Providers

Providers are YAML files in .aura/config/providers/. Each file configures a connection to an LLM backend.

Provider Types

Type	Protocol	Capabilities
`ollama`	Native Ollama API	Chat, embedding, thinking, vision
`llamacpp`	OpenAI-compatible	Chat, reranking, thinking, vision, STT (whisper), TTS (kokoro)
`openrouter`	OpenRouter API	Chat, embedding (cloud models, token auth)
`openai`	OpenAI Responses API	Chat, embedding, transcription, synthesis
`anthropic`	Native Anthropic Messages API	Chat, thinking, vision, tools
`google`	Native Gemini API	Chat, thinking, vision, tools, embedding
`copilot`	GitHub Copilot (dual-protocol)	Chat (GPT via Responses API, Claude via Messages API)
`codex`	OpenAI Plus (Responses API)	Chat (ChatGPT Plus/Pro subscription)

All providers implement a 4-method core interface (Chat, Models, Model, Estimate). Optional capabilities use opt-in interfaces discovered via providers.As[T](provider).

YAML Schema

provider_name:
  # Required for most providers; optional for anthropic/google (have defaults).
  url: http://host.docker.internal:11434

  # Determines which API protocol to use (required).
  # Values: ollama, llamacpp, openrouter, openai, anthropic, google, copilot, codex.
  type: ollama

  # Auth token. Falls back to AURA_PROVIDERS_{NAME}_TOKEN env var.
  # token: ""

  # How long models stay loaded in VRAM (Ollama only). Go duration syntax.
  # keep_alive: 15m

  # Wait for server to start responding. Does not affect streaming. Default: 5m.
  # timeout: 5m

  # Model visibility filter for `aura models` and `/model`.
  # Does NOT affect --model flag or feature agents.
  models:
    include: [] # Glob patterns — empty means all
    exclude: [] # Applied after include

  # Declared capabilities. Empty = all assumed.
  # Values: chat, embed, rerank, transcribe, synthesize.
  # capabilities: []

  # Retry for transient Chat() failures. Disabled by default (max_attempts: 0).
  # Only applies to ollama/llamacpp — other providers have built-in retry.
  retry:
    max_attempts: 0
    base_delay: 1s
    max_delay: 30s

Token Resolution

token field in provider YAML — supports $VAR / ${VAR} expansion
AURA_PROVIDERS_{NAME}_TOKEN environment variable
Value from --env-file

openrouter:
  type: openrouter
  url: https://openrouter.ai/api/v1
  token: ${OPENROUTER_API_KEY}

anthropic:
  type: anthropic
  token: ${ANTHROPIC_API_KEY}

Examples

# Ollama (local)
my_ollama:
  url: http://host.docker.internal:11434
  type: ollama
  keep_alive: 15m
  models:
    exclude: ["*embed*"]

# OpenAI (also works for Groq, DeepSeek, or any /v1/responses-compatible service)
openai:
  url: https://api.openai.com/v1
  type: openai
  timeout: 5m

# Anthropic — URL defaults to https://api.anthropic.com
anthropic:
  type: anthropic
  timeout: 5m

# Google Gemini — URL defaults to Google's endpoint
google:
  type: google
  timeout: 5m

# GitHub Copilot — authenticate via `aura login copilot` or AURA_PROVIDERS_COPILOT_TOKEN
copilot:
  type: copilot
  timeout: 5m

# ChatGPT Plus/Pro — authenticate via `aura login codex` or AURA_PROVIDERS_CODEX_TOKEN
codex:
  type: codex
  timeout: 5m

Catwalk Registry

Model capabilities (context length, vision, thinking levels) are enriched at startup using Catwalk metadata. Aura ships with compiled-in embedded data for offline use. On startup it fetches fresh data and caches it to .aura/cache/catwalk/; on failure it falls back to the disk cache then the embedded data.

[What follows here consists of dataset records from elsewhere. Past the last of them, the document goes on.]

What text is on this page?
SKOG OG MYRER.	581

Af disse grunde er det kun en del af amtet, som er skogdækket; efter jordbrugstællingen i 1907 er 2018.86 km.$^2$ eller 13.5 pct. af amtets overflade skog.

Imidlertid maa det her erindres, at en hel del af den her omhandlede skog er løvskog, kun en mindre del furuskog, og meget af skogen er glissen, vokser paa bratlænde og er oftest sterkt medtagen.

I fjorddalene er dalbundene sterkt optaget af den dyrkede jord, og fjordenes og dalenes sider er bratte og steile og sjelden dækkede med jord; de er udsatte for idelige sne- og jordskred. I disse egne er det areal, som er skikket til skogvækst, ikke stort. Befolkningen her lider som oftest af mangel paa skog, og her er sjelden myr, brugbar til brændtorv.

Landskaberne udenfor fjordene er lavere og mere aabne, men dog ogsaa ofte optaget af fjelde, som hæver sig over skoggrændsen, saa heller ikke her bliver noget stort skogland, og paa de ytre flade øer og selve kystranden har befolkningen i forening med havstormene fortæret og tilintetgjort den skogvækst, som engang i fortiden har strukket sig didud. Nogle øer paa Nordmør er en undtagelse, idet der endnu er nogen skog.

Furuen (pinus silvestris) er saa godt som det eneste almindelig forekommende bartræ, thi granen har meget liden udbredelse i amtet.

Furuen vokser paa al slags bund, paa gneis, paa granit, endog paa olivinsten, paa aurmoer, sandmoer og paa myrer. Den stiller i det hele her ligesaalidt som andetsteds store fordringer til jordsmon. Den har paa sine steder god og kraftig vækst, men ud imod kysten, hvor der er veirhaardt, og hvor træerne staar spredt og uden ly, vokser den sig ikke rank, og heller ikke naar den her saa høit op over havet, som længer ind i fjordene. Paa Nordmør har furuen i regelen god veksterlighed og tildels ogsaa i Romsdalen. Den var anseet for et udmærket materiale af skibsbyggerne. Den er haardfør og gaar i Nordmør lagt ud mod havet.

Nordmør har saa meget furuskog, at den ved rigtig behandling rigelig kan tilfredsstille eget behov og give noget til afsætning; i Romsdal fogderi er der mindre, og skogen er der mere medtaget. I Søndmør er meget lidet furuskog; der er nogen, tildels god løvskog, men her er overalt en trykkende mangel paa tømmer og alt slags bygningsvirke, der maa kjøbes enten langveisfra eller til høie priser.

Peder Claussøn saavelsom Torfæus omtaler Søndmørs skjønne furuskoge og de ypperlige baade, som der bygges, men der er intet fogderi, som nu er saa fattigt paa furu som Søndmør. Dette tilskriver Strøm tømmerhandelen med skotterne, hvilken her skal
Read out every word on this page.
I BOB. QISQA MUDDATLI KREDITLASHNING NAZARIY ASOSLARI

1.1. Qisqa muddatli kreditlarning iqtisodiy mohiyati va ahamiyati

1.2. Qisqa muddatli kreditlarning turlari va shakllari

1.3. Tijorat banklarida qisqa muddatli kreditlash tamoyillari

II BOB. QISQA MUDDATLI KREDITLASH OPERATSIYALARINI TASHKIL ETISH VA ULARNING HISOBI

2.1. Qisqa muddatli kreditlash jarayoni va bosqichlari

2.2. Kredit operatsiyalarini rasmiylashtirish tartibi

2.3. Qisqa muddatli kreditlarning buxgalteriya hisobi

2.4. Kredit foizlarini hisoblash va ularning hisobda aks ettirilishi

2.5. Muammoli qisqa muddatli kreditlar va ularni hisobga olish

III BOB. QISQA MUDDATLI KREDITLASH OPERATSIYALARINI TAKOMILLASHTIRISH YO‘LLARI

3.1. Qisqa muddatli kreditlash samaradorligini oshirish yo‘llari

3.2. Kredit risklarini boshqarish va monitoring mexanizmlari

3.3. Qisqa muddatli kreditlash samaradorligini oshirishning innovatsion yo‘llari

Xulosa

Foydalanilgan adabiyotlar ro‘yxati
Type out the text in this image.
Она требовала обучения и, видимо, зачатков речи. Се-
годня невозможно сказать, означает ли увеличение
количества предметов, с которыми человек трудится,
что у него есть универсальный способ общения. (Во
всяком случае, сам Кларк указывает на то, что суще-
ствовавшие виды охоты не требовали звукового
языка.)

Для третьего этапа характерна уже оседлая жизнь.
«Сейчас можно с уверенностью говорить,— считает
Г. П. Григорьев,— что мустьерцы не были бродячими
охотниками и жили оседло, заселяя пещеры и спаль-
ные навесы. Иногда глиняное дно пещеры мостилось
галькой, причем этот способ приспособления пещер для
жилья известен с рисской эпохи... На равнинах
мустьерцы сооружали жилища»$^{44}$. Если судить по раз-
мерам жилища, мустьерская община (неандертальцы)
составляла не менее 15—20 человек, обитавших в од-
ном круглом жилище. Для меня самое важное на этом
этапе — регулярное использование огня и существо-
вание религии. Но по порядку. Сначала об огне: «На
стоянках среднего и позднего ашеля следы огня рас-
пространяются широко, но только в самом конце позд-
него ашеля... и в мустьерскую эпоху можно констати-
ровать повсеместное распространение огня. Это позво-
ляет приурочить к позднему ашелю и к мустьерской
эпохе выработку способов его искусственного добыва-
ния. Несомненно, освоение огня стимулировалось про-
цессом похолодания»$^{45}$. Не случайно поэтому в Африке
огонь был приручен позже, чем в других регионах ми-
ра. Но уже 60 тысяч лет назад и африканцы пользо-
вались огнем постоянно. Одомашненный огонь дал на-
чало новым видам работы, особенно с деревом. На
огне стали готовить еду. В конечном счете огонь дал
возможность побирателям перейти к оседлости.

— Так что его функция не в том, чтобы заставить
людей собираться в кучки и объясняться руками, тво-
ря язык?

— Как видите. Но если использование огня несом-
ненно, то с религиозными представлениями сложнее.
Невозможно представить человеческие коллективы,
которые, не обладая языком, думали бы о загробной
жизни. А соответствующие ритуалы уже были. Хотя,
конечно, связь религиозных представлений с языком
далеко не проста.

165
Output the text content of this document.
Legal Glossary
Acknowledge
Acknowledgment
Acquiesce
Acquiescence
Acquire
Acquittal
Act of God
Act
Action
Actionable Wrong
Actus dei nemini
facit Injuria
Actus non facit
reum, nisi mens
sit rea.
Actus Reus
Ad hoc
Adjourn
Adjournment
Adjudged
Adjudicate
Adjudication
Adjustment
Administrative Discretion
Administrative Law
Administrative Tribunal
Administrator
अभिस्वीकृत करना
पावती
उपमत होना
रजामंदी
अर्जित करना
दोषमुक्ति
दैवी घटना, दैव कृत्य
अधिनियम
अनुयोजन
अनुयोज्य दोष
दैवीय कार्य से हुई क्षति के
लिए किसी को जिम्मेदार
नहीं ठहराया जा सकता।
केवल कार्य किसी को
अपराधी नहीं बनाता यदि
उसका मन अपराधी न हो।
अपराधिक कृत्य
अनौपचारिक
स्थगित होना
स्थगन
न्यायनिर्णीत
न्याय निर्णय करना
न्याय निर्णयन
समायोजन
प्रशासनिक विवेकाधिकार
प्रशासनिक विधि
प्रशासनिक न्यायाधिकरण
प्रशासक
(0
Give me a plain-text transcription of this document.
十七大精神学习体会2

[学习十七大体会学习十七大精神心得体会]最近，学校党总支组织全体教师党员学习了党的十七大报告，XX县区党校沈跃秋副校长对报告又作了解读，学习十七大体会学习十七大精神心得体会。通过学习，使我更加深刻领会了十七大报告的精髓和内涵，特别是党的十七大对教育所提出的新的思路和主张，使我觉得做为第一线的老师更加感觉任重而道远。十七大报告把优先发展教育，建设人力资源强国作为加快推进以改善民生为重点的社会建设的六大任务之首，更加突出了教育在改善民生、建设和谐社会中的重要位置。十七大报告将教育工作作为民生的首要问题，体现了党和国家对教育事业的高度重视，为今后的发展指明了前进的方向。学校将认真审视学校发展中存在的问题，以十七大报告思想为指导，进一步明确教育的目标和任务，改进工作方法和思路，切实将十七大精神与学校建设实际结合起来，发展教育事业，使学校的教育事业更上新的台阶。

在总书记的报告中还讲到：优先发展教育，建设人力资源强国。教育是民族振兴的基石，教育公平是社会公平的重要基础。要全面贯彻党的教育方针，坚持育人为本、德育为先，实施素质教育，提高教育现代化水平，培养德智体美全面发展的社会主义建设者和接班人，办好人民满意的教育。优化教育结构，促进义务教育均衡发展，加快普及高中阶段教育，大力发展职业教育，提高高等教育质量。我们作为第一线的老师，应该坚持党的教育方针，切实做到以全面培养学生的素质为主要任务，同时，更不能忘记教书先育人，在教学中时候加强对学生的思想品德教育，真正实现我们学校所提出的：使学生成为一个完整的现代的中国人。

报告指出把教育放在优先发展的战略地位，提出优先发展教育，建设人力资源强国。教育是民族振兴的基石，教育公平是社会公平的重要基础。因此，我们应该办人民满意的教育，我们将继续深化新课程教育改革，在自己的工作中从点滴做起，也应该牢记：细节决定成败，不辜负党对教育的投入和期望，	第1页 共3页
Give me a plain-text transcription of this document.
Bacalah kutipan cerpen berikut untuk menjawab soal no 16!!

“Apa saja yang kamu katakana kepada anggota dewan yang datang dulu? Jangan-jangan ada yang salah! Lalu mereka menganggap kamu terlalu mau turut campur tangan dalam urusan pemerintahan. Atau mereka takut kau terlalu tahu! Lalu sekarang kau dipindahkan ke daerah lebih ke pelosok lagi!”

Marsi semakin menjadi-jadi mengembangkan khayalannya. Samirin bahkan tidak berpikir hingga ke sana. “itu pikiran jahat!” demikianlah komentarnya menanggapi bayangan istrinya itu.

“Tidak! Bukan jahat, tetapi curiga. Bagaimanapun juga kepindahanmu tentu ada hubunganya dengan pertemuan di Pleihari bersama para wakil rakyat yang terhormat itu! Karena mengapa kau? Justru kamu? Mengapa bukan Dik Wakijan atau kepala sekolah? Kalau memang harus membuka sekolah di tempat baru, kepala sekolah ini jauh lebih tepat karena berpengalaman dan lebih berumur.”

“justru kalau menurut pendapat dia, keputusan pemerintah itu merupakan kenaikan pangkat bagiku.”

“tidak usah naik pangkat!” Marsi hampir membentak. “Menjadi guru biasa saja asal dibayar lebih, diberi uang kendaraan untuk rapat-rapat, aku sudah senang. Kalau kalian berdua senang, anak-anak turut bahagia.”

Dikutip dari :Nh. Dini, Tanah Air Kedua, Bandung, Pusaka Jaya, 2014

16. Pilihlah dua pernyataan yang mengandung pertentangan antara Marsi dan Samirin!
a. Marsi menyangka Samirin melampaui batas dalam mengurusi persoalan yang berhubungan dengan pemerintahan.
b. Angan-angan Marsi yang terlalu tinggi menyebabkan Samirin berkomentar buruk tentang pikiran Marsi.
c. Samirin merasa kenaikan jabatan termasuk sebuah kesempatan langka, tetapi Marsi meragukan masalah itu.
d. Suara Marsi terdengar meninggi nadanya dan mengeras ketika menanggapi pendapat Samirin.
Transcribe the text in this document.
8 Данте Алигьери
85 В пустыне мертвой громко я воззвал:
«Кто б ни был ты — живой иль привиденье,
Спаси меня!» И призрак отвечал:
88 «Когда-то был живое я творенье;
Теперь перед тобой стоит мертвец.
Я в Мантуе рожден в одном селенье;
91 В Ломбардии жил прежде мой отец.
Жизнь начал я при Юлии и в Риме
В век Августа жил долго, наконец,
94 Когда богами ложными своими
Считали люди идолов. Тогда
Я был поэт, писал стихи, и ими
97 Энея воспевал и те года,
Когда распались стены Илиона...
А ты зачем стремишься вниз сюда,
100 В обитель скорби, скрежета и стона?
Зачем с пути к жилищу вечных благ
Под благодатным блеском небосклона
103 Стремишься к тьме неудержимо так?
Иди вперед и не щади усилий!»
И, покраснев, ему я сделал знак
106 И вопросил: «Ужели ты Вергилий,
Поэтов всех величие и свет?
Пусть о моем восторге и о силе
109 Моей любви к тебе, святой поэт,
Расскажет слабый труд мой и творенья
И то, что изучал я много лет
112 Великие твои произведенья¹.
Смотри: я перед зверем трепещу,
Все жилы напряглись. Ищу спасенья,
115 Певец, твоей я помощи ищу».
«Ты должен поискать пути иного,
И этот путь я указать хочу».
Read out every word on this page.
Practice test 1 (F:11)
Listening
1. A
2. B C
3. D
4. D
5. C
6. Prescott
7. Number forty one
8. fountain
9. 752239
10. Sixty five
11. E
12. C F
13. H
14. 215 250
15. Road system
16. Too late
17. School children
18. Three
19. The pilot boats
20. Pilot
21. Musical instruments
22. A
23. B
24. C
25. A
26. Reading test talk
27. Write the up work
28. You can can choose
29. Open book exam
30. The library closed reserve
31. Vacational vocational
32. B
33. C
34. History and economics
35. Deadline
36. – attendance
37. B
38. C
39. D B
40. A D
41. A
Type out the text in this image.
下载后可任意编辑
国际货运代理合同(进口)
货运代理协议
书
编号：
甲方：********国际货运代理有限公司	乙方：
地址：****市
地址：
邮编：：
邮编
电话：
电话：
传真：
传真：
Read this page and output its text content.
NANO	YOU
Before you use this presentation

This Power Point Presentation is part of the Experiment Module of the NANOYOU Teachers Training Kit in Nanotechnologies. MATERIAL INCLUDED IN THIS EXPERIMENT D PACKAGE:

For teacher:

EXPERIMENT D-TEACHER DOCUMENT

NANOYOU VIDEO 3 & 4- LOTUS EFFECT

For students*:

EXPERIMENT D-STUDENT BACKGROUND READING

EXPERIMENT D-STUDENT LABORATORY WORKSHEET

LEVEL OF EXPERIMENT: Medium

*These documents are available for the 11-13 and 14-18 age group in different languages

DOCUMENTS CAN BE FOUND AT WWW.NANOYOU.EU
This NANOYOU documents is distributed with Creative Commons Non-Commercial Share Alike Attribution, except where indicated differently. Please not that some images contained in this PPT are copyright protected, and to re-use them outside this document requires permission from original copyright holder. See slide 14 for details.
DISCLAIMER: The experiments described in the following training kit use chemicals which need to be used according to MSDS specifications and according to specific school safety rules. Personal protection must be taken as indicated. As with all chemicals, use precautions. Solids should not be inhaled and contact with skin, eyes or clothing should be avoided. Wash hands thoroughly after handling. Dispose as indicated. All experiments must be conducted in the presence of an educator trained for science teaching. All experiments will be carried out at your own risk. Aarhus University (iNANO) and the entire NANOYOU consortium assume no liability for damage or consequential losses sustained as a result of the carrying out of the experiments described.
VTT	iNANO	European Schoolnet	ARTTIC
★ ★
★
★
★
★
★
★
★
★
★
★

Enrichment only fills gaps — it never overwrites capabilities reported by the provider API. Applies to anthropic, openai, and google (their listing APIs return only model IDs). Other providers build capabilities inline from their own API responses.

Use --no-cache to force a fresh fetch, or aura cache clean to delete cached data.

Add as many providers as needed — create new YAML files in providers/. Any provider type can use a custom URL (remote Ollama instance, self-hosted OpenAI-compatible server, etc.).